I am learning how to target WASM with Rust through this tutorial. I want to be able to separate my domain code from the code that exposes it to WASM. That way, I could re-use the domain code in a non-WASM application with no fuss. I can't find any examples that do this, and I don't know that it's supported.
Right now, what I'm doing is wrapping my vanilla Rust struct with another struct that has wrappers around the domain class's public methods. I'm almost sure this is not the proper way to do it, but it works for now.

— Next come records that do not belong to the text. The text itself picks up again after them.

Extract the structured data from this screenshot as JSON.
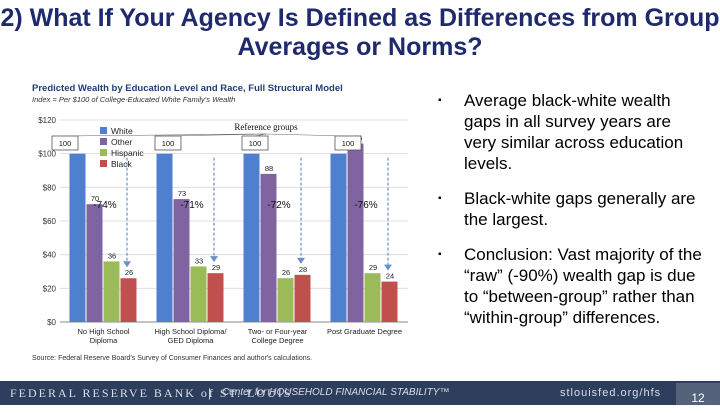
{
  "slide": {
    "title": "2) What If Your Agency Is Defined as Differences from Group Averages or Norms?",
    "bullets": [
      "Average black-white wealth gaps in all survey years are very similar across education levels.",
      "Black-white gaps generally are the largest.",
      "Conclusion: Vast majority of the “raw” (-90%) wealth gap is due to “between-group” rather than “within-group” differences."
    ],
    "bullet_symbol": "▪"
  },
  "footer": {
    "left": "FEDERAL RESERVE BANK of ST. LOUIS",
    "separator": "|",
    "center": "Center for HOUSEHOLD FINANCIAL STABILITY™",
    "url": "stlouisfed.org/hfs",
    "page_number": "12"
  },
  "chart_data": {
    "type": "bar",
    "title": "Predicted Wealth by Education Level and Race, Full Structural Model",
    "subtitle": "Index = Per $100 of College-Educated White Family's Wealth",
    "categories": [
      "No High School Diploma",
      "High School Diploma/GED Diploma",
      "Two- or Four-year College Degree",
      "Post Graduate Degree"
    ],
    "series": [
      {
        "name": "White",
        "color": "#4f7fcf",
        "values": [
          100,
          100,
          100,
          100
        ]
      },
      {
        "name": "Other",
        "color": "#8064a2",
        "values": [
          70,
          73,
          88,
          106
        ]
      },
      {
        "name": "Hispanic",
        "color": "#9bbb59",
        "values": [
          36,
          33,
          26,
          29
        ]
      },
      {
        "name": "Black",
        "color": "#c0504d",
        "values": [
          26,
          29,
          28,
          24
        ]
      }
    ],
    "ylim": [
      0,
      120
    ],
    "yticks": [
      "$0",
      "$20",
      "$40",
      "$60",
      "$80",
      "$100",
      "$120"
    ],
    "grid": true,
    "legend_position": "top-left",
    "annotations": {
      "reference_label": "Reference groups",
      "reference_values": [
        "100",
        "100",
        "100",
        "100"
      ],
      "gap_labels": [
        "-74%",
        "-71%",
        "-72%",
        "-76%"
      ]
    },
    "source": "Source: Federal Reserve Board's Survey of Consumer Finances and author's calculations."
  }
}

I want to be able to bind CellValue
to WASM.
// Inside a vanilla Rust library
// We could bind CellValue with #[wasm_bindgen],
// but I want to keep all WASM stuff out of this library
enum CellValue {
Live = 0,
Dead = 1
}
// ...
struct World {
// ...
cells: Vec<CellValue> // need to bind a direct reference to the values in here
}
This is how I am exposing World
to WASM - I'm wrapping it in GOL
and implementing methods in GOL
so that the WASM can interact with World
.
// Inside the wasm binding library
#[wasm_bindgen]
pub struct GOL {
world: gol::World
}
#[wasm_bindgen]
impl GOL {
pub fn make_new(rows: usize, cols: usize) -> Self
{
Self {
world: GameOfLife::make_new(rows, cols)
}
}
// and so on...
}
For CellValue
, I can't mimic the approach I took with GOL
because I need to be able to reference the data inside each cell that's held by World
.
Like I said, the whole reason I'm jumping through these hoops is so that I can avoid peppering my domain code with #[wasm_bindgen]
. Is it even possible to get this kind of binding?